I went the upgrade route on our '90 C'dale and would do it again in a heart beat... BUT...it is not the best route for everyone.
In our case... we love our old C’dale frame because it is stiff, has solid confidence inspiring handling, fits us very well and we like how it looks. We owned it since Nov of 1990 and have cared for it meticulously over the years.
Early last year, when we started riding a lot again, I got restless and wanted a newer, lighter tandem with today’s higher end components. So I looked hard at new Tandems and found that the minimum acceptable new bike would be over $6000 and then I still had to hope that it would fit and ride at least as well as what I already had, plus I probably would still end up upgrading or changing a few pieces on that bike
Since I prefer to do most of my own work on our bikes and enjoy putting in whatever effort it takes to insure everything works right, I decided to study the upgrade route. I found that the costs savings for me was huge. Additionally, I did have the time and patience to chase the new parts and to wait to buy them only when the price and quality was right.
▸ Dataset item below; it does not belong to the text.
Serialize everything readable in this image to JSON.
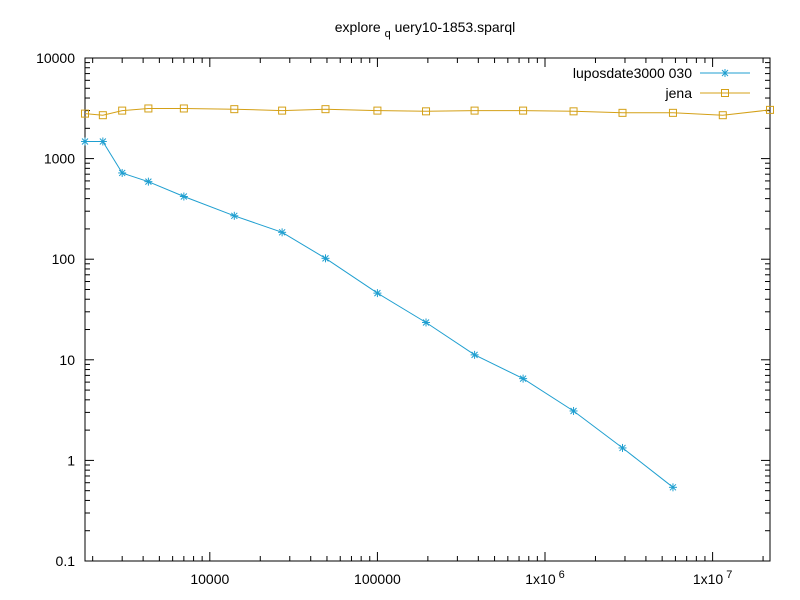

The whole upgrade process was simply a fun project for me.
I ended up upgrading most everything imaginable on the old C’dale, (except the fork) and now have a bike with modern higher end components that is perfectly tailored for the type of riding we do. We enjoy it more than ever and I did it for a fraction of the cost of a new one. Granted our upgraded older bike is still a few pounds heavier than the latest and greatest but for $4000 +/- in savings, I can live with that….some folks can’t and that is certainly understandable.
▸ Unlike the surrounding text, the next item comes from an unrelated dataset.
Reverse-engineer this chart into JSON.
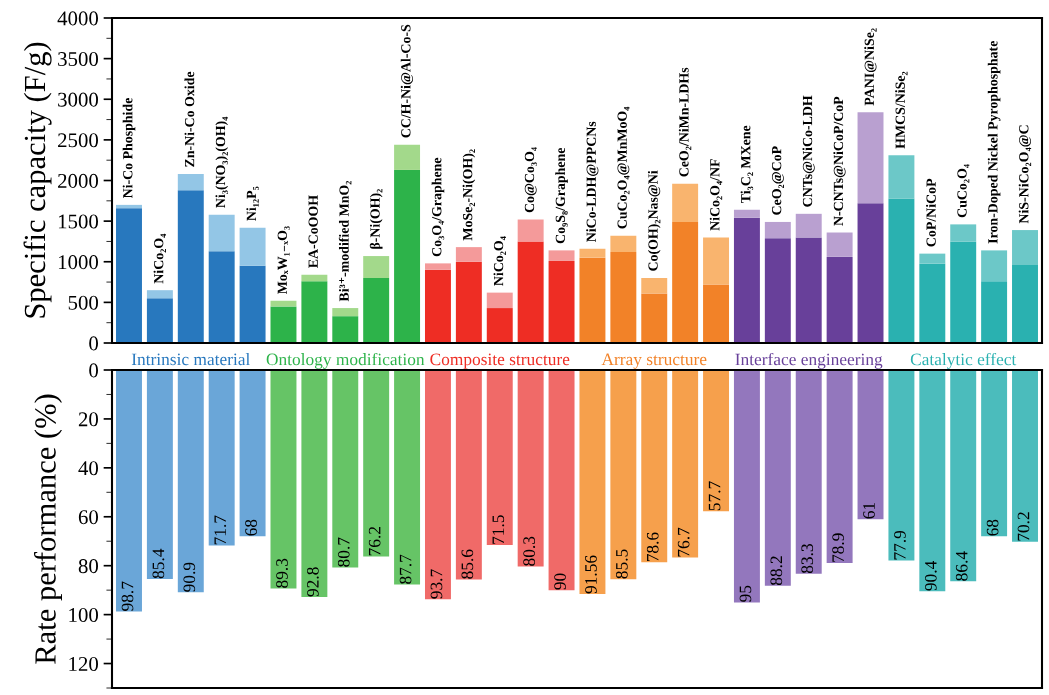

Lastly…IF I find myself restless once again, I can always go out and just buy a new frame for $2 or $3k, transfer most of my components to it and have the latest and greatest but then any of the original savings will be gone (plus a bit more most likely), so… one might then ask…what the heck was I thinking from the start??? For me the answer is …it was fun and I enjoyed it! BUT.. as I said up top, “It is not the best route for everyone”.
Good luck and have fun no matter what way you go…let us know what you ultimately do.